If this option is set to n, the fastq files should be copied to the folder data/{{dataset_name}}/
- ngs_data_type: Select one of the available technologies to process:
RNA-Seq
ChIP-Seq
ChIP-exo
- sequencing_technology: Select one of the available sequencing technologies in your data:
single-end
paired-end
Mixed datasets with single and paired-end samples should be processed independently.
create_demo: If the data is downloaded from the SRA and this option is set to y, then only the number of spots specified in the next variable will be downloaded.

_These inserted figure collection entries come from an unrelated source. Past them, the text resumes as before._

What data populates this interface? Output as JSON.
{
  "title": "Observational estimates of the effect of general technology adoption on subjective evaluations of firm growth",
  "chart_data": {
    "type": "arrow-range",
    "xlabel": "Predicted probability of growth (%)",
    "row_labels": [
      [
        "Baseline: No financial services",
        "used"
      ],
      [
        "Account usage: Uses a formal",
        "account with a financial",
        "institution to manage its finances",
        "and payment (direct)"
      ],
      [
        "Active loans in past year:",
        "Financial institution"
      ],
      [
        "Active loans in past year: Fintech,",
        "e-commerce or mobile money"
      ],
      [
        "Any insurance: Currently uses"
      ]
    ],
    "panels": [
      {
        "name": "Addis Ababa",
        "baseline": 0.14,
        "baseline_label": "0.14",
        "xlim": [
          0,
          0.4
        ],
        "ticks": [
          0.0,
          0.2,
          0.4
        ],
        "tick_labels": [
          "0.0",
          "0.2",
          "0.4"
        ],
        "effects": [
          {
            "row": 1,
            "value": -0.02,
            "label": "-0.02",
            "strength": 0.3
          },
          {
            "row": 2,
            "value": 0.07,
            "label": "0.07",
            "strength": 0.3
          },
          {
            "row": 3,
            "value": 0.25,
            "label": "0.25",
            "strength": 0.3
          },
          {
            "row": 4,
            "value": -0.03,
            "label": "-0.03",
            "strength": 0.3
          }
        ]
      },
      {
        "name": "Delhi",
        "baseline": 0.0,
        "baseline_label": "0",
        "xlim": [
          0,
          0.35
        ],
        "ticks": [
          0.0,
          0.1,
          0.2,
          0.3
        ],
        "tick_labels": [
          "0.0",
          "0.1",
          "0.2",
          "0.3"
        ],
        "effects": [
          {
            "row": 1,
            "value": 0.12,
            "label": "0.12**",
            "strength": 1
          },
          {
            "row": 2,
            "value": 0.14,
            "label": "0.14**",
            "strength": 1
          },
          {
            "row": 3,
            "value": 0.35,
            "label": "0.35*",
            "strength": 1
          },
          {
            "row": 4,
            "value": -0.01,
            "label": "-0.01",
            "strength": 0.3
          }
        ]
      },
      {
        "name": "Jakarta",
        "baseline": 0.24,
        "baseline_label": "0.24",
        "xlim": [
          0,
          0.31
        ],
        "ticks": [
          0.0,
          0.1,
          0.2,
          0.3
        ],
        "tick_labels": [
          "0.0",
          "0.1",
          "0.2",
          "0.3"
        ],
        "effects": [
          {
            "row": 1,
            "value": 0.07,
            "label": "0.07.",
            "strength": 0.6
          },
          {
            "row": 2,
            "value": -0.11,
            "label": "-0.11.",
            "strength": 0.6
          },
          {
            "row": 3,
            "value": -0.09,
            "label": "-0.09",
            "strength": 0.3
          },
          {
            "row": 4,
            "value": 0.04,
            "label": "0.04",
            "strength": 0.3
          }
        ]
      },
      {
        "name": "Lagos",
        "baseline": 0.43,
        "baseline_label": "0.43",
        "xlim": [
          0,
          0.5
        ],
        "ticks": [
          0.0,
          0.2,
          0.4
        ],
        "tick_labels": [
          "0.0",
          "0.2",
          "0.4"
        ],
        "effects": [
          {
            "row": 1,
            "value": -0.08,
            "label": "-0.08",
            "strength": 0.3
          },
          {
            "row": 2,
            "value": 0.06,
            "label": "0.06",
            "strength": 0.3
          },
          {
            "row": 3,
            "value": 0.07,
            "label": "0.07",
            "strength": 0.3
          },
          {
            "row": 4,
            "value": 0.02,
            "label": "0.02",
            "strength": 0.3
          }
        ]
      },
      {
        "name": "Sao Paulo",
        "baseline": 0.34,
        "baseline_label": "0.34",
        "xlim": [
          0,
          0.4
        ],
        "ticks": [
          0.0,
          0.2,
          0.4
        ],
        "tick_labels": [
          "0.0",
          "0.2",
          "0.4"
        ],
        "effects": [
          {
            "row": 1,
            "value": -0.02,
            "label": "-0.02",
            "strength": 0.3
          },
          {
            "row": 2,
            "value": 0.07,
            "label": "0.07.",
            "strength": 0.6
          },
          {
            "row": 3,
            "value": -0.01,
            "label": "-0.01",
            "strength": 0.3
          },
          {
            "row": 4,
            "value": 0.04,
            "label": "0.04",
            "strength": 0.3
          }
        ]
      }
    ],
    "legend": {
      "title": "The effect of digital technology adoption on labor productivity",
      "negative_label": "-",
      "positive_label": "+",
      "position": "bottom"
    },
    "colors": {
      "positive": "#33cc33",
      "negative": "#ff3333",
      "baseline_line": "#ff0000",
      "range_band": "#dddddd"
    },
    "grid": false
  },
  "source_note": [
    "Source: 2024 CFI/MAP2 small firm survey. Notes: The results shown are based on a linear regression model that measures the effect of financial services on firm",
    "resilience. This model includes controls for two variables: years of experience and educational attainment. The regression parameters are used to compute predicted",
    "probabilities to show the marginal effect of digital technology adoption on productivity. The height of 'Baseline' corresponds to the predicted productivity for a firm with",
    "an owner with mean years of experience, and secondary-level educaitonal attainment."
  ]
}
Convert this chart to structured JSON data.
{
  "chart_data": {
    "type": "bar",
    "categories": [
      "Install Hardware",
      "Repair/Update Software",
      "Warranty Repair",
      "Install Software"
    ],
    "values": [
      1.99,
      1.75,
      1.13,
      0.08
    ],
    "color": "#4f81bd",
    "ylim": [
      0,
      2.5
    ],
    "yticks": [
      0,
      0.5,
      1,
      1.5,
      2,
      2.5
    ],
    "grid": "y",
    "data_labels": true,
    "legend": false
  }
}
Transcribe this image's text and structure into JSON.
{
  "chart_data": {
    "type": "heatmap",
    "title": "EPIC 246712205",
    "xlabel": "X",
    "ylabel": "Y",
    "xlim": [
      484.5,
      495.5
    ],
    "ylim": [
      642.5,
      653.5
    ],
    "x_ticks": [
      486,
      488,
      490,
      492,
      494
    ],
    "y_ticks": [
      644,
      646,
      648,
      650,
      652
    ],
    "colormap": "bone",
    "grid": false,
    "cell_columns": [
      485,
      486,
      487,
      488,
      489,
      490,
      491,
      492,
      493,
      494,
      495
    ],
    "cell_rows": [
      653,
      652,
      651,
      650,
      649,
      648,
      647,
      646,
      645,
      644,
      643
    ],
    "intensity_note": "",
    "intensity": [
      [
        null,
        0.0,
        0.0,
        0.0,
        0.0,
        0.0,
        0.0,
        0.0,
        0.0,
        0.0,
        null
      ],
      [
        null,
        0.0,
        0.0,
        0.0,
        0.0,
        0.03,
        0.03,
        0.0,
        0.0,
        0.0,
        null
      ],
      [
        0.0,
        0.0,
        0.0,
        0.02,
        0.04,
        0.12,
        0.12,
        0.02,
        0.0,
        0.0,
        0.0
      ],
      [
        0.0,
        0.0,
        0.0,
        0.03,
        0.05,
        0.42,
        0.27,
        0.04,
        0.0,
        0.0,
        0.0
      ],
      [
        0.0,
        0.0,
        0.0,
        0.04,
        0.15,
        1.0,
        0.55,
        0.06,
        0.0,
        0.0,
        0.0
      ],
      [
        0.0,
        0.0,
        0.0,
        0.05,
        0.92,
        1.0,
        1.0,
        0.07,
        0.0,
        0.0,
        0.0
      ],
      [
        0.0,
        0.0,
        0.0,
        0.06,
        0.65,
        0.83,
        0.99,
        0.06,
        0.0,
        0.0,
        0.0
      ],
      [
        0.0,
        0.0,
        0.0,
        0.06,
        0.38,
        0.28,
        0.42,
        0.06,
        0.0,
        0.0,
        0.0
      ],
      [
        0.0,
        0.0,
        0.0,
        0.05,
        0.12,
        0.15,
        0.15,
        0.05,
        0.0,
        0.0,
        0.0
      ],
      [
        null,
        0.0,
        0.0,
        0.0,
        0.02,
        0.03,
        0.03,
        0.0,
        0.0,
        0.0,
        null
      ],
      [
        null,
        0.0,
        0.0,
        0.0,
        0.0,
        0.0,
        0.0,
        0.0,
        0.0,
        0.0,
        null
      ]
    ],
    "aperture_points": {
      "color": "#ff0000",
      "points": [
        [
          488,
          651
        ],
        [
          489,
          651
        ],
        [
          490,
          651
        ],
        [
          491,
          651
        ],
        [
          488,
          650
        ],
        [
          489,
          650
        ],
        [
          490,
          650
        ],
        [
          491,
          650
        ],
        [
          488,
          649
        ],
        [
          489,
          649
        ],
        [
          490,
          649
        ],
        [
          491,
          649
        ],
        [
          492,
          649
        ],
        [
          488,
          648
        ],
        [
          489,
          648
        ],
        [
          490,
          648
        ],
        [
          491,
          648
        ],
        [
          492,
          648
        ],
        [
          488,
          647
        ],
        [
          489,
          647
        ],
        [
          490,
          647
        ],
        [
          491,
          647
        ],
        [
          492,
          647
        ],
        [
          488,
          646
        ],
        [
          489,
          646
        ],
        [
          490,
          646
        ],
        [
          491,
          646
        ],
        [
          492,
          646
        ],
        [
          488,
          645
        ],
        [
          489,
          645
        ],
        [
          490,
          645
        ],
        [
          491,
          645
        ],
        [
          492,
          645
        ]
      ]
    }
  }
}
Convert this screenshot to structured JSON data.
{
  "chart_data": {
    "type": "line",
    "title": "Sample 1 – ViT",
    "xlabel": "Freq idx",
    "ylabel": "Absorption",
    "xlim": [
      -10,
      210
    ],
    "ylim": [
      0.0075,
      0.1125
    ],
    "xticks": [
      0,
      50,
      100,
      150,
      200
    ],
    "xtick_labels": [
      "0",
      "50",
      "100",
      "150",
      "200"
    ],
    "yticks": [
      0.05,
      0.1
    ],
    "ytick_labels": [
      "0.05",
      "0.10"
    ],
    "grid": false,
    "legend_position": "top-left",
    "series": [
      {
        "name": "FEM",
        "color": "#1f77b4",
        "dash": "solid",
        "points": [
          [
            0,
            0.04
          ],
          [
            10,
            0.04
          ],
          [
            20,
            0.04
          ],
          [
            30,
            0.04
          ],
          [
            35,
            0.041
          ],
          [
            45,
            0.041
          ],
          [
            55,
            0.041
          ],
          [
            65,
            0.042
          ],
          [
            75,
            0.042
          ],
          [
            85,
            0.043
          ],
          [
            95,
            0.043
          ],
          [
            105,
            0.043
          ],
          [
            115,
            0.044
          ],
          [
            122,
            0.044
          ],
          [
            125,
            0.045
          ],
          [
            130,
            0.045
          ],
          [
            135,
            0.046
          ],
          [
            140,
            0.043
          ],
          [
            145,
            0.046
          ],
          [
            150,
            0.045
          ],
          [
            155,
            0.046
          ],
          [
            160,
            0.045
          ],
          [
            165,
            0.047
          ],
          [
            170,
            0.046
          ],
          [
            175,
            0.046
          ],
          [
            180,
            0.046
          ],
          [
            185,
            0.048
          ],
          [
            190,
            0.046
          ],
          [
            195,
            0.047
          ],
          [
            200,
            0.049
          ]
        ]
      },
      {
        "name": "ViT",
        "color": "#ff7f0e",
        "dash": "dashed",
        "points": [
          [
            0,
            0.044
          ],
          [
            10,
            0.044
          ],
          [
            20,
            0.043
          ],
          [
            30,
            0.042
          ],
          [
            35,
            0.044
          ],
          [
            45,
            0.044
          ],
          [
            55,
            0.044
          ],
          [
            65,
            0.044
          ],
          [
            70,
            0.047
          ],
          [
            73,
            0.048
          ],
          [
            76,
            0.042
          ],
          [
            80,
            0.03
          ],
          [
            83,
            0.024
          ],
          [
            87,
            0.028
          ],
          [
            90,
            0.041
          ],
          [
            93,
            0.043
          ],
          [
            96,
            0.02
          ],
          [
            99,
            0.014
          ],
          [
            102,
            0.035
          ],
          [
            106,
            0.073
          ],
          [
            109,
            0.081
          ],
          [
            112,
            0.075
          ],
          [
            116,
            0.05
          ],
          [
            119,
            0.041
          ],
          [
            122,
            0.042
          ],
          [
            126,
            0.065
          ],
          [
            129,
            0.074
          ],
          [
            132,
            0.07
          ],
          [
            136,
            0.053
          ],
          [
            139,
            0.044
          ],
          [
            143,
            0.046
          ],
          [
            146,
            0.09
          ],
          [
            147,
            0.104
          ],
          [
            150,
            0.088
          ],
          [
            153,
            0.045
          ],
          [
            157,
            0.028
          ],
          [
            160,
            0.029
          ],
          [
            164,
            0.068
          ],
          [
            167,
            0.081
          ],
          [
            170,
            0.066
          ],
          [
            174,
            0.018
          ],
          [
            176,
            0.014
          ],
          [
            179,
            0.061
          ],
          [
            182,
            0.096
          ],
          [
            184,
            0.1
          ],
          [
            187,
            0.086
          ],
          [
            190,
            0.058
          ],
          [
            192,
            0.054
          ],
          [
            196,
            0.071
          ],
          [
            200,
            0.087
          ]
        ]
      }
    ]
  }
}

Useful to test the workflow.
number_spots: Number of sport to download from the SRA database. It is ignored is the create_demo is set to n.
organism: Organism to process, e.g. human. This is used to link the selected genes to the NCBI gene database.
genome_dir: Absolute path to the directory with the genome annotation to be used by the workflow.
genome_name: Genome name , e.g. hg38 or mm10.
aligner_index_dir: Absolute path to the directory with the aligner indexes.
genome_fasta: Absolute path to the directory to the genome fasta.
genome_gtf: Absolute path to the directory with the genome GTF.
genome_gff: Absolute path to the directory with the genome GFF.
genome_gff3: Absolute path to the directory with the genome GFF3.
genome_bed: Absolute path to the directory with the genome BED. All these files are note required to exist. It depends on the workflow executed.
genome_chromsizes: Genome chromosome sizes file like hg19.chrom.sizes.
genome_mappable_size: Genome mappable size used by MACS. For human can be hg38 or in case of other genomes it is a number.
genome_blacklist: Genome blacklist file.
fold_change: A real number used as fold change value, e.g. 2.0.
fdr: Adjusted P-Value to be used, e.g. 0.05.
use_docker: Set this to y if you will be using Docker.
pull_images: Set this to y if you want pull the required docker images during the project structure creation.
use_conda: Set this to y if you want to use Conda. The environments required by the ngs_data_type to process will be installed during the project structure creation.
cwl_runner: Absulute path to the cwl-runner.
cwl_workflow_repo: Always use: https://github.com/ncbi/cwl-ngs-workflows-cbb. This repo will be cloned in the bin folder.
create_virtualenv: Set this to y if not using Docker nor Conda for creating a Python virtual environment in a folder venv.
use_gnu_parallel: Use GNU Parallel for parallel execution of the jobs.
max_number_threads: Number of threads available in the host
Reference¶
Vera Alvarez R, Pongor LS, Mariño-Ramírez L and Landsman D. Containerized open-source framework for NGS data analysis and management [version 1; not peer reviewed]. F1000Research 2019, 8(ISCB Comm J):1229 (poster) (doi: 10.7490/f1000research.1117155.1)
Public Domain Notice¶
National Center for Biotechnology Information.
This software is a "United States Government Work" under the terms of the United States Copyright Act. It was written as part of the authors' official duties as United States Government employees and thus cannot be copyrighted. This software is freely available to the public for use. The National Library of Medicine and the U.S. Government have not placed any restriction on its use or reproduction.
Although all reasonable efforts have been taken to ensure the accuracy and reliability of the software and data, the NLM and the U.S. Government do not and cannot warrant the performance or results that may be obtained by using this software or data. The NLM and the U.S. Government disclaim all warranties, express or implied, including warranties of performance, merchantability or fitness for any particular purpose.
Please cite NCBI in any work or product based on this material.